Lilly gab sich einen Ruck, sah ihn an und erzählte ihrem Partner, was passiert war. Wieder verschwieg sie, dass sie George´s "Geschenk" gestern erhalten hatte. Scotty war sich nicht sicher, was er davon halten sollte, aber eines war klar: Er machte sich Sorgen um seine Kollegin und sein Herz zog sich zusammen, bei dem Gedanken an Marks in ihrer Nähe. Am liebsten wäre er ab jetzt 24 Stunden am Tag bei ihr, um sie zu beschützen. Das würde seine Partnerin aber niemals zulassen. Dafür war sie viel zu stolz und wahrscheinlich auch immer noch zu verletzt wegen der Sache mit Chris. Er musste unbedingt mit ihr darüber reden, um ihr zu sagen, dass es ein riesengroßer Fehler war und er es mehr als bereute.

Beide schwiegen sich wieder an und waren in ihre eigenen Gedanken vertieft, als Stillman aus seinem Büro kam. „Wir haben noch ein Problem. George hat die Detektivs abgehängt, die ihn beschatten sollten. Keiner weiß wo er ist.“

Lilly erschauderte bei dem Gedanken, dass George sich wieder frei bewegen konnte und sich vielleicht ein neues Opfer gesucht hatte. Sie fing ganz leicht an zu zittern, was Scotty sofort auffiel.

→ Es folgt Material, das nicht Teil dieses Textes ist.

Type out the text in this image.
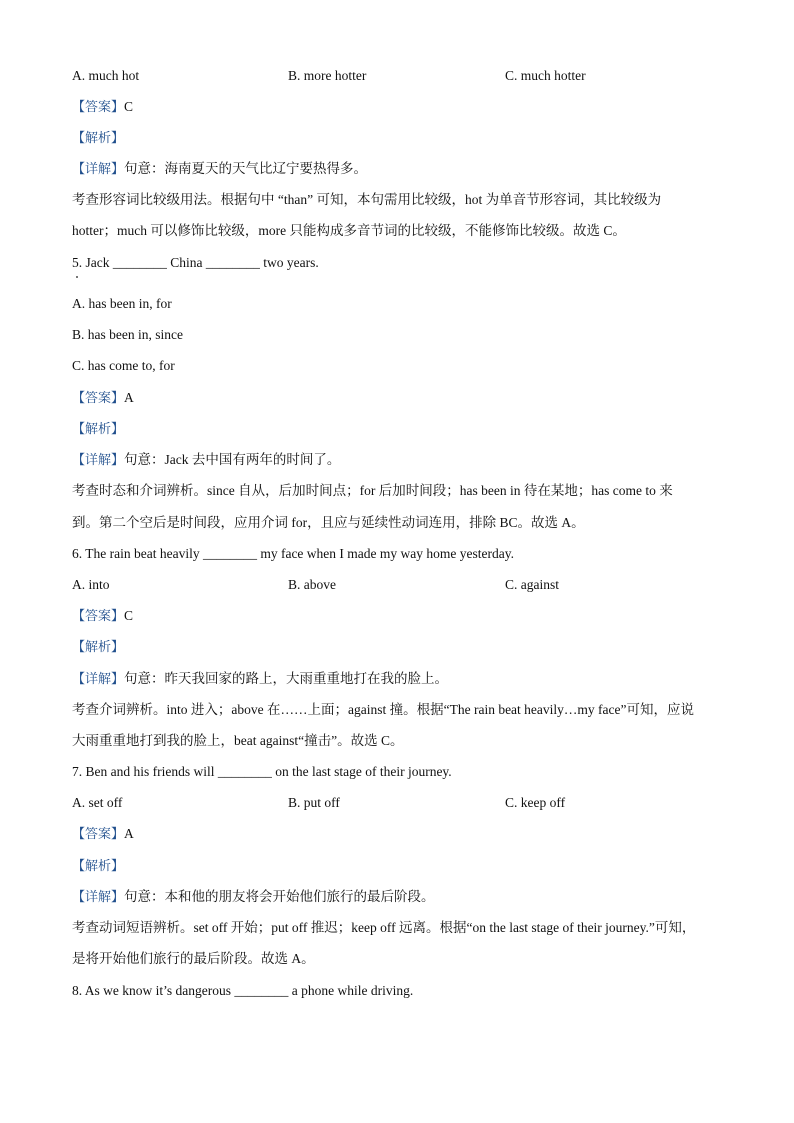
A. much hot	B. more hotter	C. much hotter
【答案】C
【解析】
【详解】句意：海南夏天的天气比辽宁要热得多。
考查形容词比较级用法。根据句中 “than” 可知，本句需用比较级，hot 为单音节形容词，其比较级为
hotter；much 可以修饰比较级，more 只能构成多音节词的比较级，不能修饰比较级。故选 C。
5. Jack ________ China ________ two years.
A. has been in, for
B. has been in, since
C. has come to, for
【答案】A
【解析】
【详解】句意：Jack 去中国有两年的时间了。
考查时态和介词辨析。since 自从，后加时间点；for 后加时间段；has been in 待在某地；has come to 来
到。第二个空后是时间段，应用介词 for，且应与延续性动词连用，排除 BC。故选 A。
6. The rain beat heavily ________ my face when I made my way home yesterday.
A. into	B. above	C. against
【答案】C
【解析】
【详解】句意：昨天我回家的路上，大雨重重地打在我的脸上。
考查介词辨析。into 进入；above 在……上面；against 撞。根据“The rain beat heavily…my face”可知，应说
大雨重重地打到我的脸上，beat against“撞击”。故选 C。
7. Ben and his friends will ________ on the last stage of their journey.
A. set off	B. put off	C. keep off
【答案】A
【解析】
【详解】句意：本和他的朋友将会开始他们旅行的最后阶段。
考查动词短语辨析。set off 开始；put off 推迟；keep off 远离。根据“on the last stage of their journey.”可知，
是将开始他们旅行的最后阶段。故选 A。
8. As we know it’s dangerous ________ a phone while driving.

„Alles okay, Lil?“, fragte er besorgt.

Wie konnte ihr Partner in dieser Situation nur diese bescheuerte Frage stellen! „Nein, nichts ist okay. Dieses Monster läuft ohne Bewachung frei herum und kann tun und lassen, was er will.“, wurde Det. Rush ziemlich laut. Sie konnte ihr Temperament nicht unter Kontrolle halten und in ihren Augen bildeten sich Tränen. Die Situation war einfach zu viel für sie. „Ich muss hier raus. Wir reden morgen weiter, Boss.“ Sie stürmte aus dem Büro, bevor sie ihre Selbstbeherrschung noch völlig verlieren würde.

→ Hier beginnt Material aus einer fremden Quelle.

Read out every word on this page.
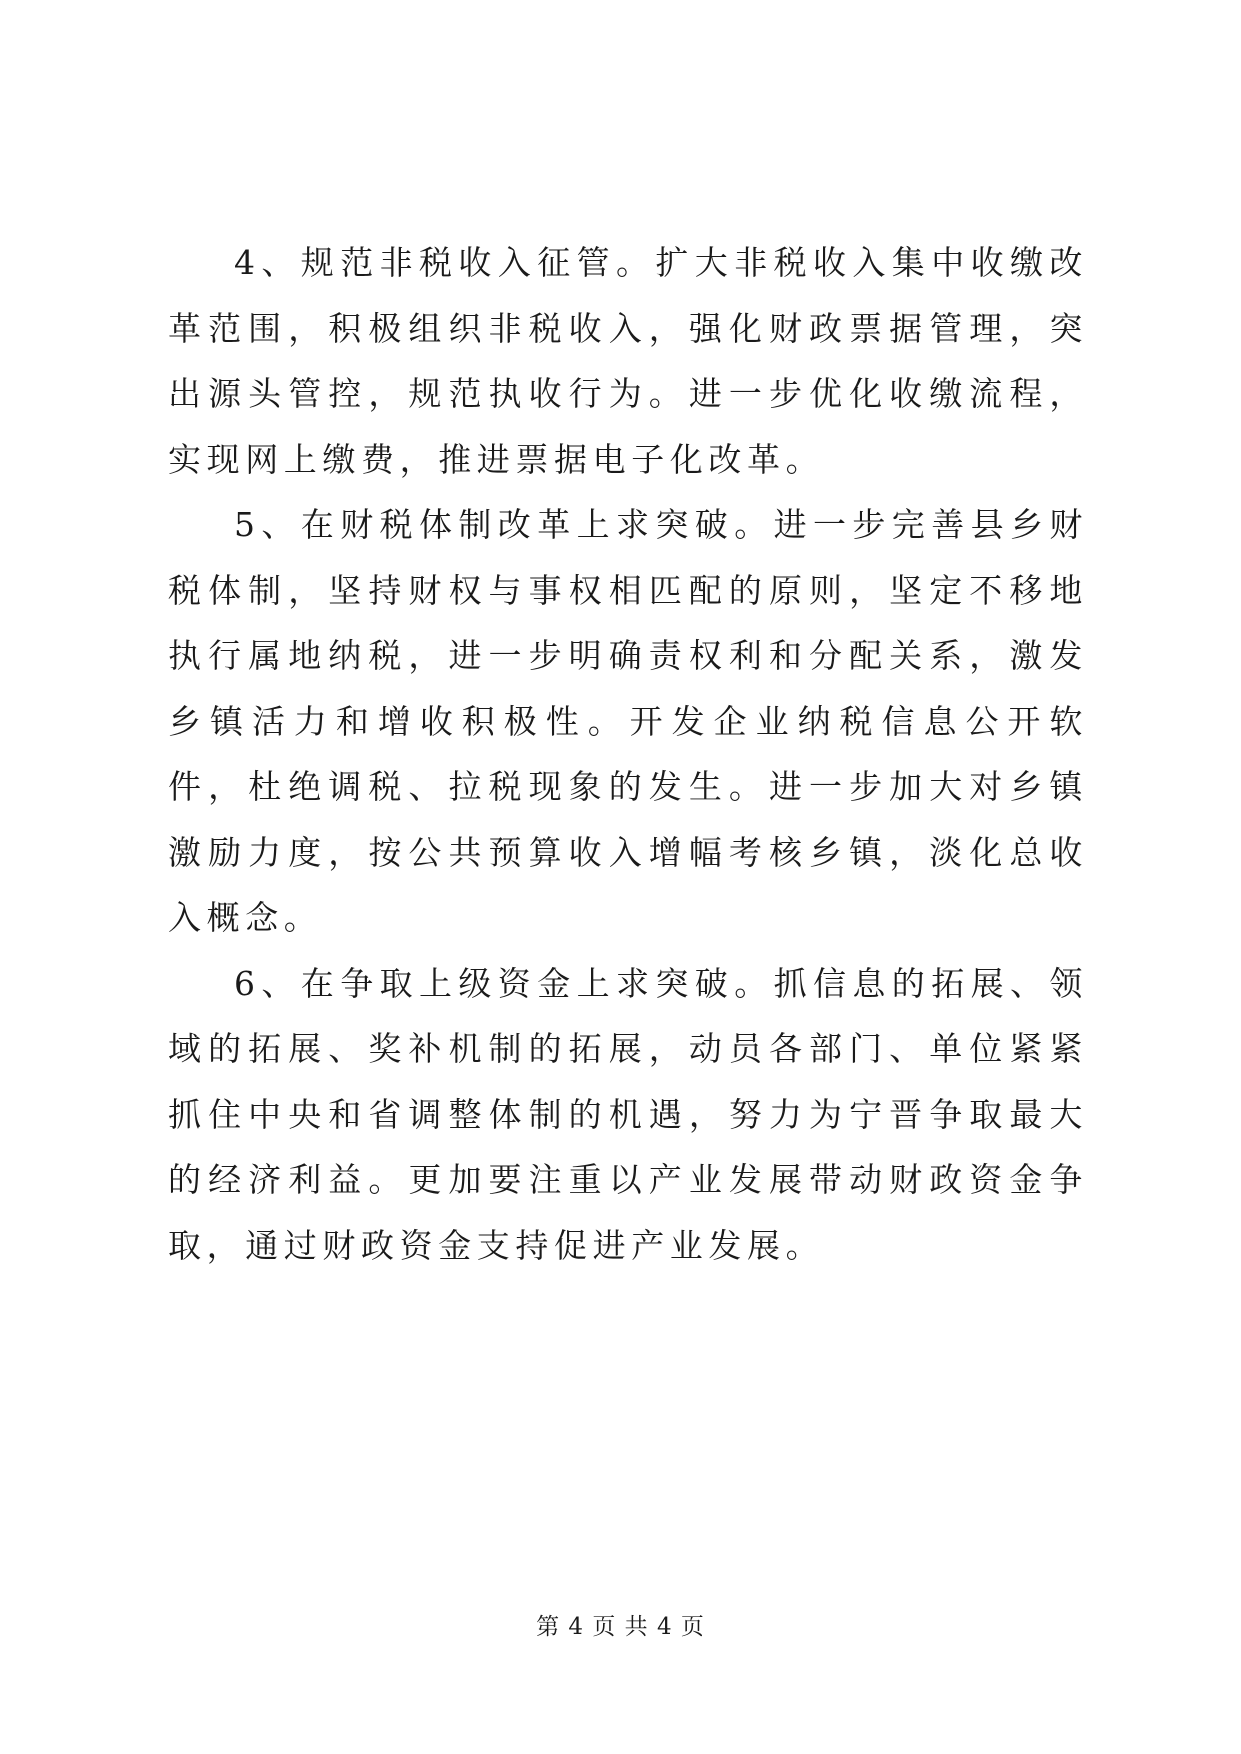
4、规范非税收入征管。扩大非税收入集中收缴改革范围，积极组织非税收入，强化财政票据管理，突出源头管控，规范执收行为。进一步优化收缴流程，实现网上缴费，推进票据电子化改革。

5、在财税体制改革上求突破。进一步完善县乡财税体制，坚持财权与事权相匹配的原则，坚定不移地执行属地纳税，进一步明确责权利和分配关系，激发乡镇活力和增收积极性。开发企业纳税信息公开软件，杜绝调税、拉税现象的发生。进一步加大对乡镇激励力度，按公共预算收入增幅考核乡镇，淡化总收入概念。

6、在争取上级资金上求突破。抓信息的拓展、领域的拓展、奖补机制的拓展，动员各部门、单位紧紧抓住中央和省调整体制的机遇，努力为宁晋争取最大的经济利益。更加要注重以产业发展带动财政资金争取，通过财政资金支持促进产业发展。

第 4 页 共 4 页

Stillman und Det. Valens standen nur stumm da und sahen ihr fassungslos hinterher. Mit so einer Reaktion hatten beide nicht gerechnet. „Ich rede mit ihr.“, rief Scotty, als er seiner Kollegin hinterher lief. Sein Boss schüttelte nur den Kopf und ging wieder in sein Büro. Sie mussten George Marks dringend finden, bevor es eine weitere Tote geben würde... eine blonde Tote. Lilly Rush war wie eine Tochter für John Stillman und er würde niemals zu lassen, dass ihr etwas passierte.